ECB is revving the engine but the handbrake is on
Europe’s capital markets are back in super-demand mode.
Bullish is the wrong word: the nasty risks out there are too obvious for anyone to feel happy. But the glut of cash and paucity of returns are at 2007 levels.
It’s remarkable how much bang the European Central Bank has got for its buck. Quantitative easing is just €20bn a month. Yet since August, when markets began to count on its return, the Euro Stoxx 50 has risen a sixth, while investment grade credit spreads have narrowed a quarter.
The accelerator pedal of euro capital markets is super-responsive — the slightest touch of the ECB’s foot and the engine roars.
It makes an interesting contrast with the popular anxiety that central banks have run out of ammunition to stimulate the economy. Even Stefan Ingves, the Riksbank governor who has disenchantedly ended Sweden’s long experiment with negative rates, still believes in QE.

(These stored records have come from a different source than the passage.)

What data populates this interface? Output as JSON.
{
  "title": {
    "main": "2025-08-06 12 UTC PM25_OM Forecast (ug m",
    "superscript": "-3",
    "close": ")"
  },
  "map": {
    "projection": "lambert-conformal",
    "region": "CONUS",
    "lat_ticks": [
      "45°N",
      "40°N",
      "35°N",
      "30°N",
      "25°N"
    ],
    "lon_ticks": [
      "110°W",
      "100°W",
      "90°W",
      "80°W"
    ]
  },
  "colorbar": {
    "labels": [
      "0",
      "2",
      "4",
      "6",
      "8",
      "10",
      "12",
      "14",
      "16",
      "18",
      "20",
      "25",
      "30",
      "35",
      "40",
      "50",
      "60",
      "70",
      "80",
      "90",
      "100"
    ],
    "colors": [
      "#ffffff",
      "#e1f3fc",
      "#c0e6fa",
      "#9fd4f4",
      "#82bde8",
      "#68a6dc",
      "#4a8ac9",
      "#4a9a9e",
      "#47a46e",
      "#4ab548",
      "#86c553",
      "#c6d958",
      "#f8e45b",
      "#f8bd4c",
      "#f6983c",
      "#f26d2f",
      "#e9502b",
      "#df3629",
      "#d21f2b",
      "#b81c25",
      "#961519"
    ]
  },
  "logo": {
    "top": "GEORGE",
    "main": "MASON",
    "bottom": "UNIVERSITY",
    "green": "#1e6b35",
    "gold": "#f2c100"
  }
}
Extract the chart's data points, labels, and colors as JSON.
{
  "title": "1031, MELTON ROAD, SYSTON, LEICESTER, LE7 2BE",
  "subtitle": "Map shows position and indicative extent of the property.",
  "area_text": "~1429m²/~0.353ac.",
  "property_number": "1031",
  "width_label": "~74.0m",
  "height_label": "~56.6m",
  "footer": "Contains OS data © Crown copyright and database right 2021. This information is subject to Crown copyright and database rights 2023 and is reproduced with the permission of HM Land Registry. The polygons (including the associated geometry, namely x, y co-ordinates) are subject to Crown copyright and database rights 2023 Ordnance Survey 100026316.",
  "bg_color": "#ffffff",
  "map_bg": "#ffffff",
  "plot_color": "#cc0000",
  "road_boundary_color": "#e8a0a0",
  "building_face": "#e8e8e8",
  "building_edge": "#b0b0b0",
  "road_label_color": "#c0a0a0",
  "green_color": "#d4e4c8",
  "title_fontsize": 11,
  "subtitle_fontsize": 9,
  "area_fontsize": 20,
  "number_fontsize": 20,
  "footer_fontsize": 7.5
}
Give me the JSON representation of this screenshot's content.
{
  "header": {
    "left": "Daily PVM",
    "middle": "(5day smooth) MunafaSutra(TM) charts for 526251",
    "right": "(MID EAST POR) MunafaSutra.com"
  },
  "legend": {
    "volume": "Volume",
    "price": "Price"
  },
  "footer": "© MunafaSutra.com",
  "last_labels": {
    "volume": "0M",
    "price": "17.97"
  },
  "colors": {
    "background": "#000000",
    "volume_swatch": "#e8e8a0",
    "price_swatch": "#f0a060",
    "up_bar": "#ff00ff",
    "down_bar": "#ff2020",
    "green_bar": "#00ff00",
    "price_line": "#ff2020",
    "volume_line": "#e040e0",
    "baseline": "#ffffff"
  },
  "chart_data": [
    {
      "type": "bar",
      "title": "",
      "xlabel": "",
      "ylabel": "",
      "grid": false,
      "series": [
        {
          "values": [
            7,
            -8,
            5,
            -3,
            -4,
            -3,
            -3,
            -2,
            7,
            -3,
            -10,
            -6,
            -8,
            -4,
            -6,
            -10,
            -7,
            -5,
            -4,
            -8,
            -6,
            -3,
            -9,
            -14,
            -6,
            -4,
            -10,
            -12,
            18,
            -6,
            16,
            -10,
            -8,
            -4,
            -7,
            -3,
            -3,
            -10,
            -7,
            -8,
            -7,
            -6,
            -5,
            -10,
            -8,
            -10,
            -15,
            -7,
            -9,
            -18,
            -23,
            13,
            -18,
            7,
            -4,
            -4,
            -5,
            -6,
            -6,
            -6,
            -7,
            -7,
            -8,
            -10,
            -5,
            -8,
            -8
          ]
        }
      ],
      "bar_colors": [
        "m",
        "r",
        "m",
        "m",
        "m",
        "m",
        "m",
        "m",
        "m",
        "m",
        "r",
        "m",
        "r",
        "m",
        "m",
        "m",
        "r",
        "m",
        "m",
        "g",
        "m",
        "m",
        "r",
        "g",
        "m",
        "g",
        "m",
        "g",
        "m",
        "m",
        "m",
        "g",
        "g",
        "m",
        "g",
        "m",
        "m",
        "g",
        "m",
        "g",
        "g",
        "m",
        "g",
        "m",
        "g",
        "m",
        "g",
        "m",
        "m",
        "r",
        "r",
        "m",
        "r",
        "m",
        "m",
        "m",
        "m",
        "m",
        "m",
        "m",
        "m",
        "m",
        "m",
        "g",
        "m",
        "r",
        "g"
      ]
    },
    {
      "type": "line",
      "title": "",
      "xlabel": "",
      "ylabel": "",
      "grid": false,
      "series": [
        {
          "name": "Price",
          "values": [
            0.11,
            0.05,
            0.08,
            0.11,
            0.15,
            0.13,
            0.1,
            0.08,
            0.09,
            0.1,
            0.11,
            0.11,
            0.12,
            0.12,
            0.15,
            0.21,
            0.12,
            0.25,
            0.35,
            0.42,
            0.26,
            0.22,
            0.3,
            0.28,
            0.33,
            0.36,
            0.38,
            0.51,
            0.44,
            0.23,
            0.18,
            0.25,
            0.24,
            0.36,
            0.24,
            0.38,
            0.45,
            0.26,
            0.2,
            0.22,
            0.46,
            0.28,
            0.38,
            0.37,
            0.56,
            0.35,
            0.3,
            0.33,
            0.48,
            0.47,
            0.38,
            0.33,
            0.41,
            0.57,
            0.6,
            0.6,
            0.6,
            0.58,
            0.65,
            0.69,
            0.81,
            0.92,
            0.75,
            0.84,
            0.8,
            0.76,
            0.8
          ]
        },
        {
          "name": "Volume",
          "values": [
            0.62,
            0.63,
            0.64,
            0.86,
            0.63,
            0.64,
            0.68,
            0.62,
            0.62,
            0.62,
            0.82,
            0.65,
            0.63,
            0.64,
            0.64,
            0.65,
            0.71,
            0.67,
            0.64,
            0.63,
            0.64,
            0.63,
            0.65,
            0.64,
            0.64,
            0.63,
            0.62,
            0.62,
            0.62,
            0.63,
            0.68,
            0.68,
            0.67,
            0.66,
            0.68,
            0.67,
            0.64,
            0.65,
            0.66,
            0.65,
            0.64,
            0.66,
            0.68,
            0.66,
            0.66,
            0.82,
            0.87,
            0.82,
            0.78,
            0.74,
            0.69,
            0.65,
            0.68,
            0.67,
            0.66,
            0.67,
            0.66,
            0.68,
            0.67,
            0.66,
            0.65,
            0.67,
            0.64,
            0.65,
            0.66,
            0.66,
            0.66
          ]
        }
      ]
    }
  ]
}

The snag is that while the QE dog whistle works a treat in fixed income, the real economy — and its surreal alter ego, equity markets — will decouple from bond bullishness as soon as investors lose faith in growth. At that point, Europe will be in uncharted territory again. We have no idea if the QE drugs will still work when the patient already has so much in its system.
Governments must do more, economists cry. Good luck.
Rather than being cheered by the ECB’s magic, investors should consider the dire parsimony of the rich governments now negotiating the EU’s next seven year budget. Far from seeing the need to bolster EU cohesion after Brexit, the likes of Germany, the Netherlands, Denmark and Sweden are fighting over every penny.
Don’t expect them to open their wallets until the next downturn reaches another euro-threatening crisis.